# Average acceptance grades?



## Jacob Parent (10 Jan 2010)

I was just wondering for people who have got accepted to RMC what was your grade average? I'm applying from the UK and sitting on A/B. I know it based on both academic and military potential and I have done 2 years of army cadets before I moved to the UK. So is it worth applying to?


----------



## calamityjoe (10 Jan 2010)

It is but make it fast...you can apply until january 15th. Then I think you'll have to wait until next year.


----------



## PrairieBoy (10 Jan 2010)

I've not been accepted yet, but I've been told that most people who get into RMC have grades in the 70s and 80s (preferably and mostly 80s), with lots of extracurriculars (Cadets, sports teams, volunteering, et cetera). I have volunteering and Cadets, and my grade average was at 80% on the button when I applied (since has gone down, but hey, still above the requirement).
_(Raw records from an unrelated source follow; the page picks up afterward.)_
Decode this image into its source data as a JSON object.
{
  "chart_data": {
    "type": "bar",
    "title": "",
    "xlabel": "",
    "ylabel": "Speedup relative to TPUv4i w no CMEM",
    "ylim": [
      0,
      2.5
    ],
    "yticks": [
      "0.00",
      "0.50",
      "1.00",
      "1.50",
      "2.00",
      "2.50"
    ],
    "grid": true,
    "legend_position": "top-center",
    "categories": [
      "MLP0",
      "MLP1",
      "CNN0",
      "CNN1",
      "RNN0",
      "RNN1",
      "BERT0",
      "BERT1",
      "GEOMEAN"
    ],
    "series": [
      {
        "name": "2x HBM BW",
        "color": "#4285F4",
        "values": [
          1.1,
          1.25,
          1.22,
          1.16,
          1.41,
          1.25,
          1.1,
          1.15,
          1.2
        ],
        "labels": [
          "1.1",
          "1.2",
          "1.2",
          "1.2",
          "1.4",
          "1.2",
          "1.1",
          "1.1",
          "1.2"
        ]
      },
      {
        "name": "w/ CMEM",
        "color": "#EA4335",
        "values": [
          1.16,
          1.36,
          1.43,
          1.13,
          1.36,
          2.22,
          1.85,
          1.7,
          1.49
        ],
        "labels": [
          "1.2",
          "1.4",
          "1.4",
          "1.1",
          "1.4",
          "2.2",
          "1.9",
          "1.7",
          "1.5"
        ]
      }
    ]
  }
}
Everyone I've talked to has said that RMC prefers 'well-rounded individuals' to people who had 98% in all their classes, but do nothing except school.


----------



## SupersonicMax (10 Jan 2010)

Back in 2000, I had a low 90s average and was involved in sports/extra-curricular.  Lots of people had or beat that.  Some people did have mid-70s.


----------



## ballz (10 Jan 2010)

You remember your grades from 9 years ago? I can't remember my grades from last semester.... 
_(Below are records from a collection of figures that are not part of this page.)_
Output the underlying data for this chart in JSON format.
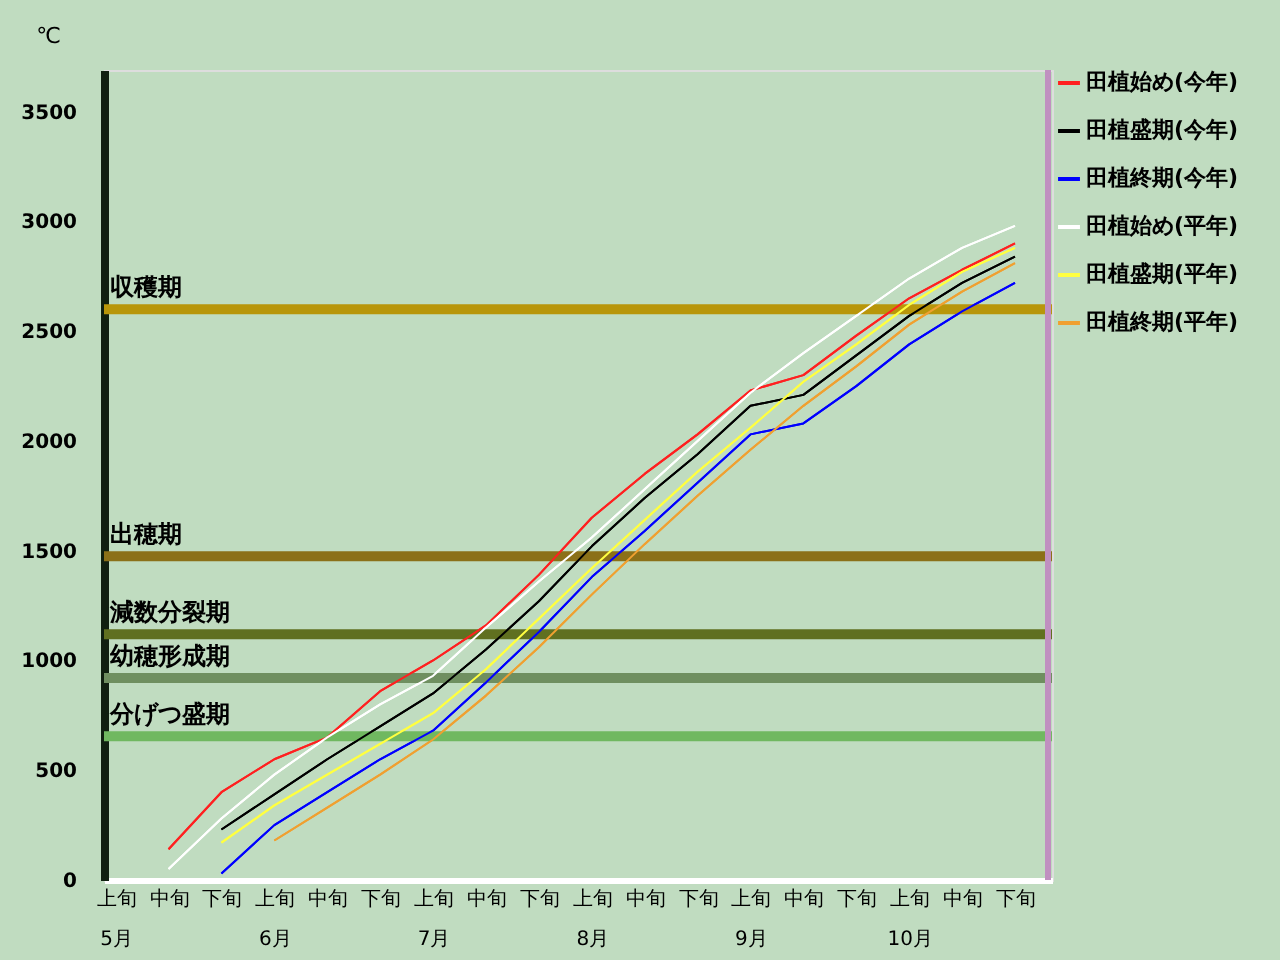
{
  "chart_data": {
    "type": "line",
    "ylabel": "℃",
    "ylim": [
      0,
      3690
    ],
    "categories": [
      "上旬\n5月",
      "中旬",
      "下旬",
      "上旬\n6月",
      "中旬",
      "下旬",
      "上旬\n7月",
      "中旬",
      "下旬",
      "上旬\n8月",
      "中旬",
      "下旬",
      "上旬\n9月",
      "中旬",
      "下旬",
      "上旬\n10月",
      "中旬",
      "下旬"
    ],
    "yticks": [
      0,
      500,
      1000,
      1500,
      2000,
      2500,
      3000,
      3500
    ],
    "grid": false,
    "legend": "right",
    "marker": "none",
    "line_style": "solid",
    "series": [
      {
        "name": "田植始め(今年)",
        "color": "#ff2020",
        "values": [
          null,
          140,
          400,
          550,
          650,
          860,
          1000,
          1160,
          1390,
          1650,
          1850,
          2030,
          2230,
          2300,
          2480,
          2650,
          2780,
          2900
        ]
      },
      {
        "name": "田植盛期(今年)",
        "color": "#000000",
        "values": [
          null,
          null,
          230,
          390,
          550,
          700,
          850,
          1050,
          1270,
          1520,
          1740,
          1940,
          2160,
          2210,
          2390,
          2570,
          2720,
          2840
        ]
      },
      {
        "name": "田植終期(今年)",
        "color": "#0000ff",
        "values": [
          null,
          null,
          30,
          250,
          400,
          550,
          680,
          900,
          1130,
          1380,
          1590,
          1810,
          2030,
          2080,
          2250,
          2440,
          2590,
          2720
        ]
      },
      {
        "name": "田植始め(平年)",
        "color": "#ffffff",
        "values": [
          null,
          50,
          280,
          480,
          650,
          800,
          930,
          1150,
          1360,
          1560,
          1780,
          2000,
          2220,
          2400,
          2570,
          2740,
          2880,
          2980
        ]
      },
      {
        "name": "田植盛期(平年)",
        "color": "#ffff40",
        "values": [
          null,
          null,
          170,
          340,
          480,
          620,
          760,
          960,
          1190,
          1420,
          1640,
          1860,
          2060,
          2270,
          2440,
          2620,
          2770,
          2880
        ]
      },
      {
        "name": "田植終期(平年)",
        "color": "#f0a030",
        "values": [
          null,
          null,
          null,
          180,
          330,
          480,
          640,
          840,
          1060,
          1300,
          1530,
          1750,
          1960,
          2160,
          2340,
          2530,
          2680,
          2810
        ]
      }
    ],
    "ref_lines": [
      {
        "axis": "y",
        "value": 2600,
        "label": "収穫期",
        "color": "#b8960a"
      },
      {
        "axis": "y",
        "value": 1475,
        "label": "出穂期",
        "color": "#8b7018"
      },
      {
        "axis": "y",
        "value": 1120,
        "label": "減数分裂期",
        "color": "#607020"
      },
      {
        "axis": "y",
        "value": 920,
        "label": "幼穂形成期",
        "color": "#6f8f60"
      },
      {
        "axis": "y",
        "value": 655,
        "label": "分げつ盛期",
        "color": "#70b860"
      }
    ]
  }
}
I guess I need to start giving you flying types more credit.. or myself a lot less ;D


----------



## SupersonicMax (10 Jan 2010)

I don't remember what I had in Math, but I remember what kind of average I had!

Flying types, as you like to call us, generally have a good memory


----------



## Jacob Parent (11 Jan 2010)

SupersonicMax said:
			
		

> Back in 2000, I had a low 90s average and was involved in sports/extra-curricular.  Lots of people had or beat that.  Some people did have mid-70s.



I think if you have mid 70's, but do lots of extra curricular, and are applying to a course that isn't to full then you could probably get in. Can someone tell me this, I've just sent the forms in for the ROTP. Do I have to do more forms before Jan 15th or is that the only 1's they need by that date?


----------



## Lumber (24 Jan 2010)

Jacob Parent said:
			
		

> I think if you have mid 70's, but do lots of extra curricular, and are applying to a course that isn't to full then you could probably get in. Can someone tell me this, I've just sent the forms in for the ROTP. Do I have to do more forms before Jan 15th or is that the only 1's they need by that date?



How "full" the program you are applying to is has very little to do with whether or not you get accepted. The only requirement is that if your trade is an engineer (airfield, marine systems, etc.) than you must have the prerequisite grades and courses to take engineering. 

Let me reveal something to you and everyone else. While it may matter to the recruiters what degree you apply for, it means absolutely nothing when you get here. When you get to RMC in 1st year, you are either "Arts", "Science" or "Engineering". When you get here,  it is nowhere written that after first year "OCdt Bloggins will then move into History/ Mech Eng/Space Science etc.". You don't pick your program of study (other than art, science, engineering) until the end of 1st year.


----------